Outra mudança foi a transformação na governança e na penetração territorial do crime organizado. Há alguns anos, esse fenômeno era percebido apenas nas facções que operavam o varejo das drogas nos territórios periféricos das grandes cidades. Porém, aos poucos, como ocorreu no Rio de Janeiro, assistimos à expansão de áreas em que o controle territorial armado do crime foi a "ponta de lança para a expropriação econômica e de outros direitos fundamentais dos residentes locais". E mais: atualmente, o crime organizado não está apenas nas capitais. Atinge cidades menores e o interior do país.
Com o desenvolvimento e a consolidação de um modelo de negócio criminal mais sofisticado, houve a diversificação das atividades. As organizações criminosas se inseriram inclusive dentro das cadeias produtivas legais e das administrações públicas.
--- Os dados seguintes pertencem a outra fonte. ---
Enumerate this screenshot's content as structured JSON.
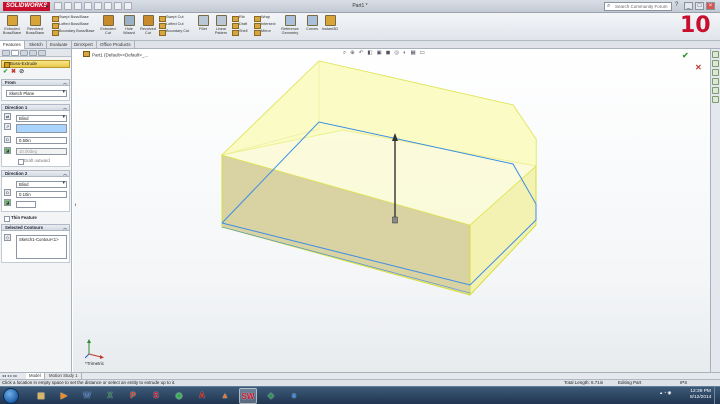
{
  "window": {
    "brand": "SOLIDWORKS",
    "doc_title": "Part1 *",
    "search_placeholder": "Search Community Forum",
    "help": "?",
    "controls": [
      "_",
      "□",
      "×"
    ],
    "step_number": "10"
  },
  "ribbon": {
    "buttons": [
      {
        "label": "Extruded Boss/Base",
        "color": "#d9a437"
      },
      {
        "label": "Revolved Boss/Base",
        "color": "#d9a437"
      },
      {
        "label": "Extruded Cut",
        "color": "#c98a2a"
      },
      {
        "label": "Hole Wizard",
        "color": "#9ab0c8"
      },
      {
        "label": "Revolved Cut",
        "color": "#c98a2a"
      },
      {
        "label": "Fillet",
        "color": "#b9c7d6"
      },
      {
        "label": "Linear Pattern",
        "color": "#b9c7d6"
      },
      {
        "label": "Reference Geometry",
        "color": "#a8c0dc"
      },
      {
        "label": "Curves",
        "color": "#a8c0dc"
      },
      {
        "label": "Instant3D",
        "color": "#d9a437"
      }
    ],
    "small": [
      {
        "label": "Swept Boss/Base"
      },
      {
        "label": "Lofted Boss/Base"
      },
      {
        "label": "Boundary Boss/Base"
      },
      {
        "label": "Swept Cut"
      },
      {
        "label": "Lofted Cut"
      },
      {
        "label": "Boundary Cut"
      },
      {
        "label": "Rib"
      },
      {
        "label": "Draft"
      },
      {
        "label": "Shell"
      },
      {
        "label": "Wrap"
      },
      {
        "label": "Intersect"
      },
      {
        "label": "Mirror"
      }
    ]
  },
  "command_tabs": [
    "Features",
    "Sketch",
    "Evaluate",
    "DimXpert",
    "Office Products"
  ],
  "property_manager": {
    "title": "Boss-Extrude",
    "actions": [
      "✔",
      "✖",
      "⊘"
    ],
    "from": {
      "header": "From",
      "value": "Sketch Plane"
    },
    "direction1": {
      "header": "Direction 1",
      "end_condition": "Blind",
      "depth": "0.50in",
      "draft_angle": "10.00deg",
      "draft_outward": "Draft outward"
    },
    "direction2": {
      "header": "Direction 2",
      "end_condition": "Blind",
      "depth": "0.10in"
    },
    "thin_feature": "Thin Feature",
    "selected_contours": {
      "header": "Selected Contours",
      "item": "Sketch1-Contour<1>"
    }
  },
  "graphics": {
    "tree_label": "Part1 (Default<<Default>_...",
    "view_label": "*Trimetric",
    "hud_icons": [
      "zoom-fit",
      "zoom-area",
      "previous-view",
      "section-view",
      "view-orientation",
      "display-style",
      "hide-show",
      "edit-appearance",
      "apply-scene",
      "view-settings"
    ]
  },
  "model_tabs": {
    "nav": "◂◂ ◂ ▸ ▸▸",
    "tabs": [
      "Model",
      "Motion Study 1"
    ]
  },
  "status": {
    "message": "Click a location in empty space to set the distance or select an entity to extrude up to it.",
    "total_length": "Total Length: 6.71in",
    "mode": "Editing Part",
    "units": "IPS"
  },
  "taskbar": {
    "apps": [
      {
        "name": "explorer",
        "glyph": "▤",
        "color": "#e0b44a"
      },
      {
        "name": "media-player",
        "glyph": "▶",
        "color": "#f08a24"
      },
      {
        "name": "word",
        "glyph": "W",
        "color": "#2b5797"
      },
      {
        "name": "excel",
        "glyph": "X",
        "color": "#1e7145"
      },
      {
        "name": "powerpoint",
        "glyph": "P",
        "color": "#d24726"
      },
      {
        "name": "solidworks-launcher",
        "glyph": "S",
        "color": "#c8102e"
      },
      {
        "name": "chrome",
        "glyph": "◉",
        "color": "#3aa757"
      },
      {
        "name": "acrobat",
        "glyph": "A",
        "color": "#b30b00"
      },
      {
        "name": "matlab",
        "glyph": "▲",
        "color": "#e07b39"
      },
      {
        "name": "solidworks",
        "glyph": "SW",
        "color": "#c8102e"
      },
      {
        "name": "media-center",
        "glyph": "◈",
        "color": "#2e8b57"
      },
      {
        "name": "internet-explorer",
        "glyph": "e",
        "color": "#1f7ad6"
      }
    ],
    "time": "12:39 PM",
    "date": "8/12/2014"
  },
  "colors": {
    "part_fill": "#f6f6a8",
    "part_edge": "#d6df3a",
    "contour": "#3a8ee6",
    "accent": "#c8102e"
  }
}
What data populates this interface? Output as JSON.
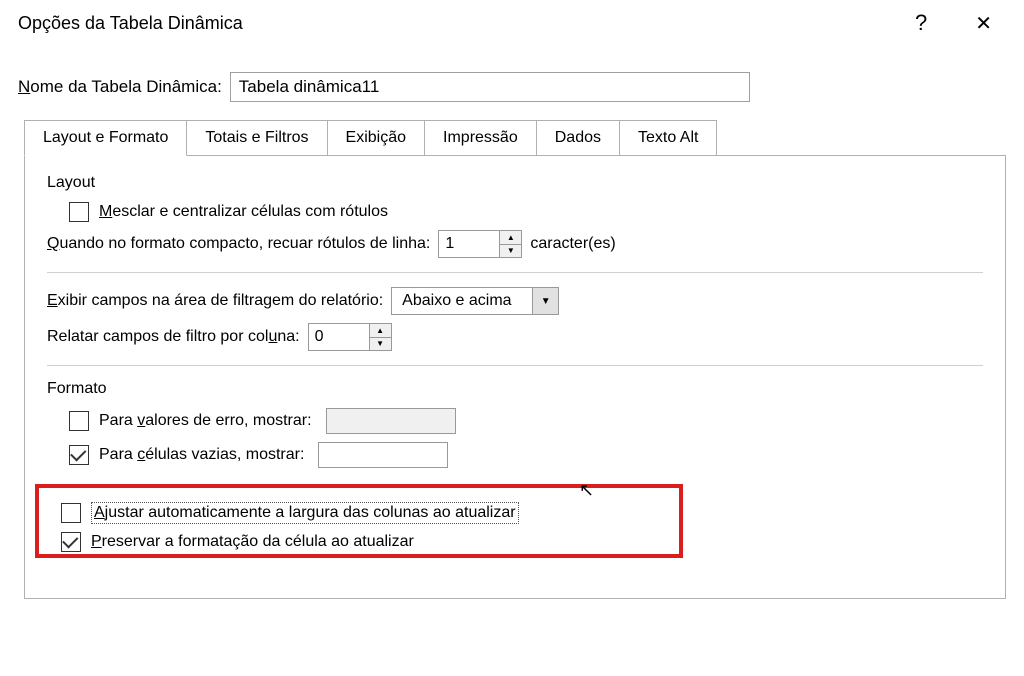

O Fórum Brasileiro de Segurança Pública, integrado por policiais e gestores públicos de todo o país, estima que o mercado da cocaína representa apenas 10% da receita do crime organizado, ficando atrás de outros segmentos, como os de combustíveis, ouro, cigarros, bebidas e crimes virtuais. O crime organizado legalizou-se e passou a ficar mais próximo do que se imagina. Hoje, senhores engravatados, moradores de condomínios de luxo, podem perfeitamente comandar o crime.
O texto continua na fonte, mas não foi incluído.